Working with Kafka Streams in Java
Kafka Streams is a client library that lets you process data streams in a declarative way. A simple example to count words from a Kafka topic:
java import org.apache.kafka.common.serialization.Serdes;
import org.apache.kafka.streams.KafkaStreams;
import org.apache.kafka.streams.StreamsBuilder;
import org.apache.kafka.streams.kstream.KStream;
import org.apache.kafka.streams.kstream.KTable;
import org.apache.kafka.streams.StreamsConfig;
import java.util.Properties;
public class WordCountStream {
public static void main(String[] args) {
Properties props = new Properties();
props.put(StreamsConfig.APPLICATION_ID_CONFIG, "wordcount-app");
props.put(StreamsConfig.BOOTSTRAP_SERVERS_CONFIG, "localhost:9092");
props.put(StreamsConfig.DEFAULT_KEY_SERDE_CLASS_CONFIG, Serdes.String().getClass());
props.put(StreamsConfig.DEFAULT_VALUE_SERDE_CLASS_CONFIG, Serdes.String().getClass());
StreamsBuilder builder = new StreamsBuilder();
KStream<String, String> textLines = builder.stream("text-topic");
KTable<String, Long> wordCounts = textLines
.flatMapValues(text -> java.util.Arrays.asList(text.toLowerCase().split("\\W+")))
.groupBy((key, word) -> word)
.count();
wordCounts.toStream().to("wordcount-output");
KafkaStreams streams = new KafkaStreams(builder.build(), props);
streams.start();
}
}
This program reads messages from text-topic, splits them into words, counts occurrences, and writes the results to wordcount-output.
Best Practices for Using Kafka in Java Applications
- Set appropriate partition keys to ensure even distribution and ordered processing where required.

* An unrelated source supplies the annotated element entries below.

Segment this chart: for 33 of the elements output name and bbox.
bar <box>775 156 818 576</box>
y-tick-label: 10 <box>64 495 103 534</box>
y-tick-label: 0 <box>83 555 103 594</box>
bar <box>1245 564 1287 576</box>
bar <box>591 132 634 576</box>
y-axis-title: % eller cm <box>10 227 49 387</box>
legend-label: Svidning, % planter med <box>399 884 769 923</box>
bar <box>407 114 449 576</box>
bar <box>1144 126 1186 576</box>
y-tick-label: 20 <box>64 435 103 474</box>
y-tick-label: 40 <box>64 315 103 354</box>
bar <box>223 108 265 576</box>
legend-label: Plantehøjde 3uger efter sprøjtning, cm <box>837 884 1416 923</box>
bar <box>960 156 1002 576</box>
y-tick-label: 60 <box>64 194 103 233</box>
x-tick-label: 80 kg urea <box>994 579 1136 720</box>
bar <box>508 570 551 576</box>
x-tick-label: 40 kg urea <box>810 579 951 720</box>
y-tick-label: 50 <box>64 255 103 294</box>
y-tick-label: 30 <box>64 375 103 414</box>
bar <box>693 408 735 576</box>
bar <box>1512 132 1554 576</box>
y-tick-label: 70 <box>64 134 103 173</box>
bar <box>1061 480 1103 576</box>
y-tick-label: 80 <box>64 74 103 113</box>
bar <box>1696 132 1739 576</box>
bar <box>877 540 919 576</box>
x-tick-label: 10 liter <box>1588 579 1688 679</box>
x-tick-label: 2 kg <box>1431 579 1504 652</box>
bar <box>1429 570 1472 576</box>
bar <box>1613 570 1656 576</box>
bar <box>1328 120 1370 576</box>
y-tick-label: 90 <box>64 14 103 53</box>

- Use asynchronous send for higher throughput, but handle exceptions in callbacks.
- Tune consumer poll intervals and commit offsets carefully to balance performance and reliability.
- Configure retries and acknowledgments to ensure message delivery without duplicates.

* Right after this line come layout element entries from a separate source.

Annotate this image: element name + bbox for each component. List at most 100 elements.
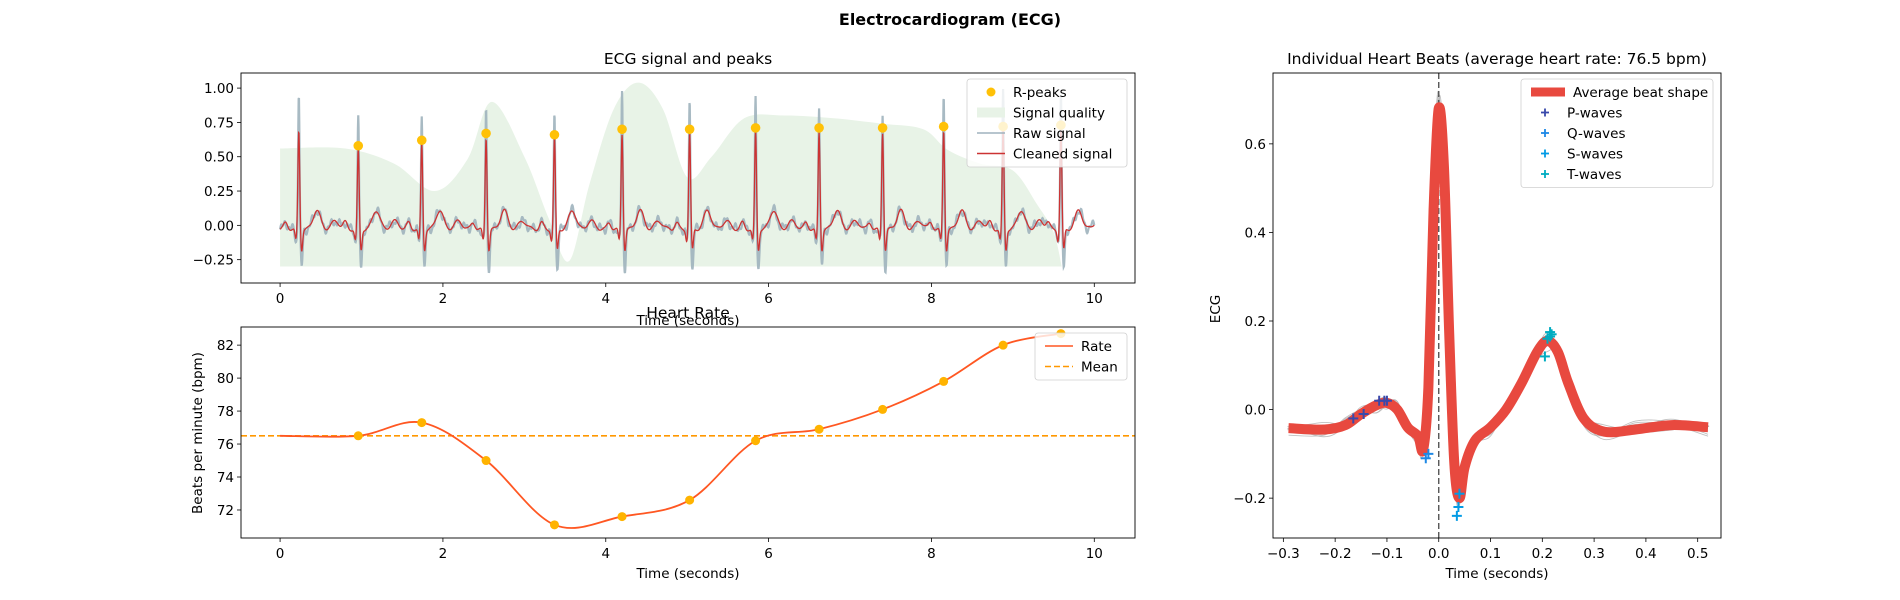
beats-legend-label: Q-waves (1567, 126, 1626, 142)
rate-x-tick-label: 4 (601, 546, 610, 562)
beats-legend-label: Average beat shape (1573, 85, 1708, 101)
r-peak-point (814, 123, 824, 133)
ecg-x-tick-label: 4 (601, 291, 610, 307)
ecg-y-tick-label: 0.00 (204, 218, 234, 234)
r-peak-point (416, 135, 427, 146)
ecg-x-tick-label: 8 (927, 291, 936, 307)
r-peak-point (938, 121, 949, 132)
heart-rate-x-axis-label: Time (seconds) (635, 566, 739, 582)
ecg-panel-title: ECG signal and peaks (604, 50, 772, 68)
ecg-legend-box (966, 78, 1128, 168)
rate-point (998, 340, 1008, 350)
ecg-legend-label: Cleaned signal (1013, 147, 1112, 163)
ecg-y-tick-label: 0.25 (204, 184, 234, 200)
ecg-legend-marker (986, 87, 996, 97)
rate-point (481, 456, 491, 466)
beats-x-tick-label: −0.1 (1371, 546, 1404, 562)
r-peak-point (750, 123, 761, 133)
rate-legend-box (1034, 332, 1128, 381)
ecg-y-tick-label: 1.00 (204, 81, 234, 97)
heart-rate-panel: Heart Rate Time (seconds) Beats per minu… (190, 304, 740, 582)
rate-point (939, 376, 949, 386)
beats-legend-label: S-waves (1567, 147, 1623, 163)
ecg-x-tick-label: 0 (276, 291, 285, 307)
rate-y-tick-label: 80 (217, 371, 234, 387)
ecg-legend-label: Raw signal (1013, 126, 1086, 142)
beats-x-tick-label: 0.5 (1687, 546, 1708, 562)
rate-point (878, 404, 888, 414)
heart-rate-chart: 0 2 4 6 8 10 72 74 76 78 80 82 Rate Mean (217, 326, 1136, 562)
rate-y-tick-label: 74 (217, 470, 234, 486)
rate-x-tick-label: 10 (1086, 546, 1103, 562)
rate-y-tick-label: 76 (217, 437, 234, 453)
beats-x-tick-label: 0.0 (1428, 546, 1449, 562)
heart-beats-chart: −0.3 −0.2 −0.1 0.0 0.1 0.2 0.3 0.4 0.5 −0.2 0.0 0.2… (1233, 72, 1722, 562)
beats-y-tick-label: 0.4 (1245, 225, 1266, 241)
heart-beats-panel: Individual Heart Beats (average heart ra… (1208, 50, 1707, 582)
ecg-y-tick-label: 0.50 (204, 150, 234, 166)
rate-legend-label: Rate (1081, 339, 1112, 355)
heart-beats-x-axis-label: Time (seconds) (1444, 566, 1548, 582)
heart-beats-panel-title: Individual Heart Beats (average heart ra… (1287, 50, 1707, 68)
beats-x-tick-label: 0.3 (1583, 546, 1604, 562)
beats-axes-frame (1272, 72, 1722, 539)
rate-x-tick-label: 6 (764, 546, 773, 562)
heart-beats-y-axis-label: ECG (1208, 295, 1224, 323)
ecg-panel: ECG signal and peaks Time (seconds) (604, 50, 772, 329)
rate-point (685, 495, 695, 505)
r-peak-point (549, 129, 560, 140)
rate-plot-area (241, 329, 1135, 530)
rate-y-tick-label: 72 (217, 503, 234, 519)
ecg-y-tick-label: 0.75 (204, 115, 234, 131)
r-peak-point (684, 124, 695, 135)
beats-y-tick-label: 0.2 (1245, 314, 1266, 330)
r-peak-point (481, 128, 491, 139)
beats-x-tick-label: 0.1 (1480, 546, 1501, 562)
ecg-plot-area (278, 82, 1096, 275)
rate-y-tick-label: 82 (217, 338, 234, 354)
beats-y-tick-label: −0.2 (1233, 491, 1266, 507)
beats-y-tick-label: 0.6 (1245, 137, 1266, 153)
ecg-y-tick-label: −0.25 (193, 253, 234, 269)
beats-x-tick-label: 0.4 (1635, 546, 1656, 562)
rate-point (814, 424, 824, 434)
ecg-x-tick-label: 6 (764, 291, 773, 307)
figure-title: Electrocardiogram (ECG) (839, 10, 1061, 29)
rate-point (417, 418, 427, 428)
rate-point (549, 520, 559, 530)
rate-y-tick-label: 78 (217, 404, 234, 420)
ecg-legend-label: Signal quality (1013, 106, 1105, 122)
ecg-legend: R-peaks Signal quality Raw signal Cleaned s… (966, 78, 1128, 168)
r-peak-point (353, 140, 364, 151)
ecg-chart: 0 2 4 6 8 10 −0.25 0.00 0.25 0.50 0.75 1.00 R-peaks S… (193, 72, 1136, 307)
ecg-legend-label: R-peaks (1013, 85, 1067, 101)
rate-point (751, 436, 761, 446)
ecg-x-tick-label: 2 (439, 291, 448, 307)
beats-plot-area (1287, 73, 1710, 538)
rate-legend-label: Mean (1081, 360, 1118, 376)
rate-x-tick-label: 0 (276, 546, 285, 562)
rate-axes-frame (240, 326, 1136, 539)
cleaned-signal-line (279, 129, 1095, 252)
rate-legend: Rate Mean (1034, 332, 1128, 381)
beats-legend-label: P-waves (1567, 106, 1622, 122)
beats-legend-label: T-waves (1566, 167, 1622, 183)
average-beat-line (1288, 102, 1709, 504)
rate-point (617, 512, 627, 522)
ecg-x-tick-label: 10 (1086, 291, 1103, 307)
beats-legend: Average beat shape P-waves Q-waves S-waves T… (1520, 78, 1714, 188)
beats-y-tick-label: 0.0 (1245, 403, 1266, 419)
rate-point (353, 431, 363, 441)
rate-x-tick-label: 8 (927, 546, 936, 562)
ecg-legend-marker (977, 107, 1005, 118)
ecg-x-axis-label: Time (seconds) (635, 313, 739, 329)
heart-rate-line (280, 332, 1062, 529)
heart-rate-panel-title: Heart Rate (646, 304, 730, 322)
beats-legend-box (1520, 78, 1714, 188)
rate-x-tick-label: 2 (439, 546, 448, 562)
beats-x-tick-label: −0.2 (1319, 546, 1352, 562)
heart-rate-y-axis-label: Beats per minute (bpm) (190, 352, 206, 514)
r-peak-point (877, 123, 888, 133)
ecg-axes-frame (240, 72, 1136, 284)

- Monitor lag in consumer groups to detect processing delays.
- Use Avro or Protobuf for structured message serialization instead of plain strings.

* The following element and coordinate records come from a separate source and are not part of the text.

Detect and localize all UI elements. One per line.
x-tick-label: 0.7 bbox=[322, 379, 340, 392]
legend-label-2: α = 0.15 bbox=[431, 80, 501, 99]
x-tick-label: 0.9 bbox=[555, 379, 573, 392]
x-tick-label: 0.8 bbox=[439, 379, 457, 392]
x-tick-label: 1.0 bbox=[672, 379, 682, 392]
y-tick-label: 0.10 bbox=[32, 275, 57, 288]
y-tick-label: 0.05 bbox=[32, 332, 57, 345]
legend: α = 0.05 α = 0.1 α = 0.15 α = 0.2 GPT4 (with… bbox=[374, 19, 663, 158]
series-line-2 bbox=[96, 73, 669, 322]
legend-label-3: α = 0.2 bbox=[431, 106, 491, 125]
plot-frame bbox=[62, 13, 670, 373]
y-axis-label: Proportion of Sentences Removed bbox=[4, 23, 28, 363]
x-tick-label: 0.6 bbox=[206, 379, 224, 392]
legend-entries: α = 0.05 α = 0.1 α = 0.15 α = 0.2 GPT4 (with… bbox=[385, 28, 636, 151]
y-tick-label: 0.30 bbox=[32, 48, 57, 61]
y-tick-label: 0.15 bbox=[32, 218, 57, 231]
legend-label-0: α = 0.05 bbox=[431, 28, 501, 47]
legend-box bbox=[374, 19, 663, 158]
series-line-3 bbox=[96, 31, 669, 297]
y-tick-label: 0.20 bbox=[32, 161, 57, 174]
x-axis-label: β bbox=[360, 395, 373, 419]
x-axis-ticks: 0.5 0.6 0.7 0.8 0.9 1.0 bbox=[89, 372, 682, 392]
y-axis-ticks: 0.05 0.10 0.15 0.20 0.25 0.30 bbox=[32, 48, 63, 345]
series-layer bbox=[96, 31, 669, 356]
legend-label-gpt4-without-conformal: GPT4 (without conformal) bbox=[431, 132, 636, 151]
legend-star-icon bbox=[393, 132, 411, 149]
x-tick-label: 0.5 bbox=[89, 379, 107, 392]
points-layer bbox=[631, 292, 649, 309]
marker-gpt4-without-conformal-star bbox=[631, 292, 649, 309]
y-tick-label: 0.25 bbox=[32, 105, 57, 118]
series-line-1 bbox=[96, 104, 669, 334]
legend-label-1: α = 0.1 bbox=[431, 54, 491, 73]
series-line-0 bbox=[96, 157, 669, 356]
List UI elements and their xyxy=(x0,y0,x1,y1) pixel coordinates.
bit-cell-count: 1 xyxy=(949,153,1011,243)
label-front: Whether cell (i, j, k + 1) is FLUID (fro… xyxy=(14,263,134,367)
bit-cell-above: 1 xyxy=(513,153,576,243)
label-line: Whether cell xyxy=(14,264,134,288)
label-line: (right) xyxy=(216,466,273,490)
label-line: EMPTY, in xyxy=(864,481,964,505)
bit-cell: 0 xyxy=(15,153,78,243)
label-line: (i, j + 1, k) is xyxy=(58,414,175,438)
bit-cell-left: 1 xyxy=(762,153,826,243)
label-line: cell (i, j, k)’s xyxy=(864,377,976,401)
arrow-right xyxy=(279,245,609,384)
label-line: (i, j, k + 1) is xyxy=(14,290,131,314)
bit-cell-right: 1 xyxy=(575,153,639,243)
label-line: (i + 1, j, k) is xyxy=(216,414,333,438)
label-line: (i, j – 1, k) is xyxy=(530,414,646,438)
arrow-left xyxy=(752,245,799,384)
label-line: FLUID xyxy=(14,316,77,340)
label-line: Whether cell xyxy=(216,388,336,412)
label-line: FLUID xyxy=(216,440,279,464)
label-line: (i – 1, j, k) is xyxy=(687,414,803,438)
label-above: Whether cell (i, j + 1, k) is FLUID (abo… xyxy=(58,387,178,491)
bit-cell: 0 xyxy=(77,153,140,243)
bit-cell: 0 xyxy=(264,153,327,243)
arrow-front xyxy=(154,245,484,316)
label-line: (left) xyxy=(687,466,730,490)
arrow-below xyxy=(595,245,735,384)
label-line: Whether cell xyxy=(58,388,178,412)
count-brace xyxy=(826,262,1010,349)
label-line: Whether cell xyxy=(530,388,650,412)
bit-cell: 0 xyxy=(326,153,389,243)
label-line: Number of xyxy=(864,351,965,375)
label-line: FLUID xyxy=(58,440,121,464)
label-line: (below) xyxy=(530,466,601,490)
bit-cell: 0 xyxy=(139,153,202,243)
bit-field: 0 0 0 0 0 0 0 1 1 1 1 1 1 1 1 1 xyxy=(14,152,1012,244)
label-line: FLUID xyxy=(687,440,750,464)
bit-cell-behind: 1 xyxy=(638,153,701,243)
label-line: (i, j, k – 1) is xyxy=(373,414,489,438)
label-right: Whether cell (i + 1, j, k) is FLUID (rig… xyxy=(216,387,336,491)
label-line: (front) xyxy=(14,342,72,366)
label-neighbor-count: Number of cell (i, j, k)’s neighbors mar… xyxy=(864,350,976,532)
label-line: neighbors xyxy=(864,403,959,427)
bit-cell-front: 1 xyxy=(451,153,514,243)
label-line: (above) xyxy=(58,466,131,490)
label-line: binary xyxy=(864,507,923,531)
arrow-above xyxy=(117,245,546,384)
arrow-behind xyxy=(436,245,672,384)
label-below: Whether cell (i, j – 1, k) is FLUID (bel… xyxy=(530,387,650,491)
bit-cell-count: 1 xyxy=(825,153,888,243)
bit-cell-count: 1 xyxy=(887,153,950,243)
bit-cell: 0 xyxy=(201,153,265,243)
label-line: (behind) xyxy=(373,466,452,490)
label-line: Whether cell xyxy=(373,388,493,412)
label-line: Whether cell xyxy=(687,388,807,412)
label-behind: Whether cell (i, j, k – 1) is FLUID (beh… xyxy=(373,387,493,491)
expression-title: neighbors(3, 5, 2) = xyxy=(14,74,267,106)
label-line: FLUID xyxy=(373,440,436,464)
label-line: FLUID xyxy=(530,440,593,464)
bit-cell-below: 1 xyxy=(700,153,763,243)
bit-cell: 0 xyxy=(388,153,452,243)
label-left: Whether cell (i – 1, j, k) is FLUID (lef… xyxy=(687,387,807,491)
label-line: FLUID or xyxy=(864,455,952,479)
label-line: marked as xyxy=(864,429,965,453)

Testing Kafka Java Applications
You can use EmbeddedKafka (from Spring Kafka) or Testcontainers to spin up Kafka instances for integration testing. This ensures that your producer and consumer code is tested in an environment close to production.
Conclusion
Working with Apache Kafka in Java applications enables developers to handle high-throughput, real-time data processing with reliability and scalability. By understanding the architecture, APIs, and best practices, Java developers can create robust event-driven systems. From basic producer-consumer workflows to advanced stream processing with Kafka Streams, the integration possibilities are vast. With careful configuration and testing, Kafka-powered Java applications can efficiently manage data pipelines in modern distributed systems.